When you are trying to shake off 16 inch browns because they are too small you know you have a delightful problem. But having 20 plus inch trout rising to #22 tricos is something that should not be missed.
But in the end spending time on the water with one’s friends is a blessing that can’t be quantified. Hope all of you have a wonderful holiday season and a happy and healthy 2017.”
“Tight lines.” – CVFF President, Scott Olson
November 2016 ~
“Fly fishing at times is a solitary sport…
and oft times that solitude can certainly be satisfying. Being outdoors by oneself and focusing on the task at hand encourages us to relax our minds and become introspective, and while I find this to be rewarding in many aspects, I much prefer to fish with friends.
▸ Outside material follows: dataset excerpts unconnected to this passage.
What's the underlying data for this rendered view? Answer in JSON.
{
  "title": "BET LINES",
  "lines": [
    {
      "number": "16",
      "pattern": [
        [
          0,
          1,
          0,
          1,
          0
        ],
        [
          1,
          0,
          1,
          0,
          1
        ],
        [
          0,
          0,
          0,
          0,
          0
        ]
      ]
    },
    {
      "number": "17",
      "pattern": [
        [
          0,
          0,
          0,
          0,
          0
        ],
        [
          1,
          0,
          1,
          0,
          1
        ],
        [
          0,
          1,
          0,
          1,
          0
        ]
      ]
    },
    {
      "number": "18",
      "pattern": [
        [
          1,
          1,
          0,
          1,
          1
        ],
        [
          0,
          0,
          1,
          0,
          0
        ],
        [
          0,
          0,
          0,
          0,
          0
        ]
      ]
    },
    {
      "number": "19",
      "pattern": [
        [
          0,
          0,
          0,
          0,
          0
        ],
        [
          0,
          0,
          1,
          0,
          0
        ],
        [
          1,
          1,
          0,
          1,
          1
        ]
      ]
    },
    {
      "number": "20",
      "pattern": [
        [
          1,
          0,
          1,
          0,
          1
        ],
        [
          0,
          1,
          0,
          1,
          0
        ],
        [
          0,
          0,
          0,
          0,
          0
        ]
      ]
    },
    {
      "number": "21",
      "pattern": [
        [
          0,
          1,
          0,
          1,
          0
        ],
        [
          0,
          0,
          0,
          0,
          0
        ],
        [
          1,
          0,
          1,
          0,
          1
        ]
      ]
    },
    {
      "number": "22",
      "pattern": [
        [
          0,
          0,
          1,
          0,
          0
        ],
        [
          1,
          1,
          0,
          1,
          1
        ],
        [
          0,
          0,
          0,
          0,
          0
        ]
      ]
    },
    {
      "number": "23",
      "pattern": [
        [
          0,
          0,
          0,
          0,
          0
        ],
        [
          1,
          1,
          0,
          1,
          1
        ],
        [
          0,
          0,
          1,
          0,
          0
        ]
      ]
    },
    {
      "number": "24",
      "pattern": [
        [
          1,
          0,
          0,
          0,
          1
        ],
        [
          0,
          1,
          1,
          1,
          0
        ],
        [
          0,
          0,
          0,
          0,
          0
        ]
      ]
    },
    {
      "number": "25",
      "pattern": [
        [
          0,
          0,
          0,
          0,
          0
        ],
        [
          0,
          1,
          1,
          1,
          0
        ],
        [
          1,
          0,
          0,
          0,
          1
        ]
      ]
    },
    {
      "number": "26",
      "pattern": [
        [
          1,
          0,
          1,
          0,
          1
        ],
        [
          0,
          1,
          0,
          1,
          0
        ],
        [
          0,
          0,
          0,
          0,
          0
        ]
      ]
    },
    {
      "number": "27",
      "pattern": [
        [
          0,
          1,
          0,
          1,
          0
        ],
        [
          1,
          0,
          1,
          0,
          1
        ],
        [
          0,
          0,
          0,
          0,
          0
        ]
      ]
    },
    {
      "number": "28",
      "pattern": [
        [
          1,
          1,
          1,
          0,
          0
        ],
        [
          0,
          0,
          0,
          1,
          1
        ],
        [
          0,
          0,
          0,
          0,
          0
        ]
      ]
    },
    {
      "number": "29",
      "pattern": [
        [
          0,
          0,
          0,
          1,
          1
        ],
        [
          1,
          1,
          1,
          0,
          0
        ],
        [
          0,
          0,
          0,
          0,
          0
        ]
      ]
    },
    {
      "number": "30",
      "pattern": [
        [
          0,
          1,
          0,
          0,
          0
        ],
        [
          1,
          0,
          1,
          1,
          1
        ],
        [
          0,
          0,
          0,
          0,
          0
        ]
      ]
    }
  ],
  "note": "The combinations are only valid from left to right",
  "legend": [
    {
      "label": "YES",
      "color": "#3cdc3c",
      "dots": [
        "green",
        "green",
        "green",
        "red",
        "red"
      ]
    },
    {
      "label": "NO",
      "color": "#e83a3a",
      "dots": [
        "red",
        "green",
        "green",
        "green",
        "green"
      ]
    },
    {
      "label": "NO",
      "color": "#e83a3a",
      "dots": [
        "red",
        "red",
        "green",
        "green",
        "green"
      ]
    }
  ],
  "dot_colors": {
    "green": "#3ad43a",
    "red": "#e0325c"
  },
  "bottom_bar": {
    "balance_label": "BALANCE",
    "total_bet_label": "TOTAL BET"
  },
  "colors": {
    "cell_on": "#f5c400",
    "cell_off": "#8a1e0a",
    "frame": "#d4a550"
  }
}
Friends bring so much more to the fishing experience. It’s not just the process of sharing information (what fly should I use?) or techniques (should I use a roll cast here, bow and arrow cast?) it’s the camaraderie of bonding over a shared interest or for most of us a shared passion.
Congratulating one another on a well-played fish or on a nice hen brought to the net accentuates our fishing experience. Sometimes it’s just the comfort of standing knee deep in a river with a buddy to your left and right, casting in harmony and mending a line in rhythm that can make a trip well worthwhile. It is visceral and comforting.
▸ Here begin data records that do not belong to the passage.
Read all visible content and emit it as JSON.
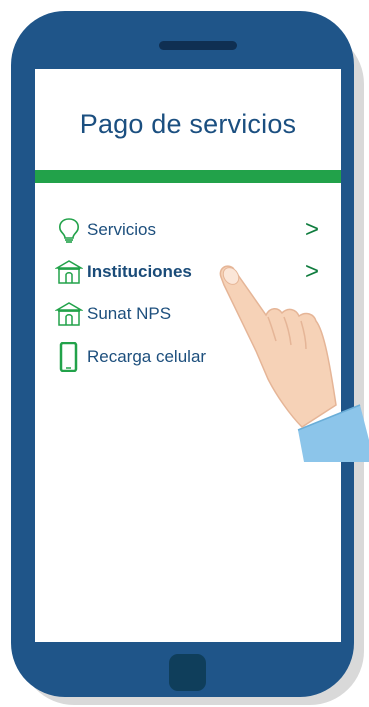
{
  "screen": {
    "title": "Pago de servicios"
  },
  "menu": {
    "items": [
      {
        "label": "Servicios",
        "bold": false,
        "has_arrow": true,
        "icon": "lightbulb-icon",
        "arrow": ">"
      },
      {
        "label": "Instituciones",
        "bold": true,
        "has_arrow": true,
        "icon": "bank-building-icon",
        "arrow": ">"
      },
      {
        "label": "Sunat NPS",
        "bold": false,
        "has_arrow": false,
        "icon": "bank-building-icon"
      },
      {
        "label": "Recarga celular",
        "bold": false,
        "has_arrow": false,
        "icon": "mobile-phone-icon"
      }
    ]
  },
  "colors": {
    "phone_body": "#1f5589",
    "phone_dark": "#0f2f52",
    "title": "#1b4f80",
    "accent_bar": "#22a24a",
    "icon_green": "#22a24a",
    "arrow_green": "#0f7c3e",
    "hand_skin": "#f6d2b7",
    "sleeve": "#8cc5ea"
  }
}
So thank you to all my friends who have shared some river time with me. May we be blessed enough to continue our meanderings for many years to come.”
– CVFF President, Scott Olson
September 2016 ~
“It’s the little things . . .
So often when we are fly fishing we focus so much on stalking our prey that we forget about some of the small things that make our sport (diversion / passion / illness?) such a gratifying pastime.
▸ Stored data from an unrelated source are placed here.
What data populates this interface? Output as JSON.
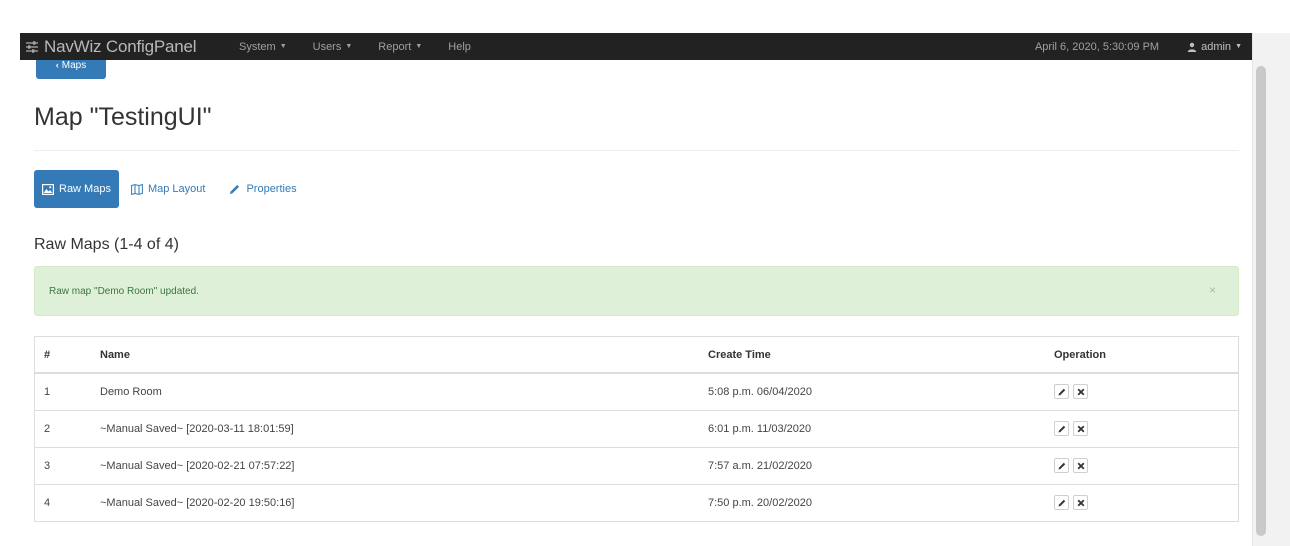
{
  "navbar": {
    "brand": "NavWiz ConfigPanel",
    "menus": [
      {
        "label": "System",
        "has_caret": true
      },
      {
        "label": "Users",
        "has_caret": true
      },
      {
        "label": "Report",
        "has_caret": true
      },
      {
        "label": "Help",
        "has_caret": false
      }
    ],
    "datetime": "April 6, 2020, 5:30:09 PM",
    "user": "admin"
  },
  "back_button": {
    "label": "Maps",
    "icon": "chevron-left-icon"
  },
  "page": {
    "title": "Map \"TestingUI\""
  },
  "tabs": [
    {
      "label": "Raw Maps",
      "icon": "image-icon",
      "active": true
    },
    {
      "label": "Map Layout",
      "icon": "map-icon",
      "active": false
    },
    {
      "label": "Properties",
      "icon": "pencil-icon",
      "active": false
    }
  ],
  "section": {
    "heading": "Raw Maps (1-4 of 4)"
  },
  "alert": {
    "message": "Raw map \"Demo Room\" updated.",
    "close": "×"
  },
  "table": {
    "headers": {
      "num": "#",
      "name": "Name",
      "time": "Create Time",
      "op": "Operation"
    },
    "rows": [
      {
        "num": "1",
        "name": "Demo Room",
        "time": "5:08 p.m. 06/04/2020"
      },
      {
        "num": "2",
        "name": "~Manual Saved~ [2020-03-11 18:01:59]",
        "time": "6:01 p.m. 11/03/2020"
      },
      {
        "num": "3",
        "name": "~Manual Saved~ [2020-02-21 07:57:22]",
        "time": "7:57 a.m. 21/02/2020"
      },
      {
        "num": "4",
        "name": "~Manual Saved~ [2020-02-20 19:50:16]",
        "time": "7:50 p.m. 20/02/2020"
      }
    ]
  },
  "colors": {
    "navbar": "#222222",
    "primary": "#337ab7",
    "alert_bg": "#dff0d8",
    "alert_text": "#3c763d"
  }
}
It occurred to me recently while fishing Lyell Creek in Yosemite that there was so much occurring in the few square feet surrounding where I was standing that I needed to stop and take note of what I was passing by with each step of my wading boots.
In fishing one of the senses that we probably use the least is our hearing. Other than a noisy splash indicating an aggressively rising fish, we rarely listen intently to what is going on around us as we just don’t need sound to catch fish. I’ve found the best way to focus on sound is to stand still, close my eyes, and just listen. Even someone like me who is audibly challenged can be surprised at what they can hear. From the gurgle of a small waterfall to the swirl of water around ones legs. A gentle breeze in the conifers in concert with the myriad call of the birds, the slap of a beaver tail and even sometimes a falling tree (I’ve heard three). A subtle and soothing symphony for the most part.
Of course sight is probably the most important sense that we use while fishing. Looking for rising fish, identifying what insects are hatching, reading the water and looking for holding spots are all important skills that the fly fisher needs to hone to be successful. However, I find it just as enjoyable at times to sit down, take a break and just observe. To fish successfully takes a lot of intensity, focus and anticipation and too often we forget that part of the great joy of being in the outdoors is, well………the outdoors.
So take a break every once in a while. Sit and relax and just observe the great things that nature has to share. From damsel flies skimming the surface in search of a meal to mayflies and caddis dancing on the water and laying eggs to create the next generation. There are great blue herons, swallows, hawks, beaver, marmots, elk and so much else I’ve seen on my trips to the Sierra. Even a mountain lion once on the San Joaquin.
These are some of the desserts at the end of the fishing menu. I encourage you to savor them all.”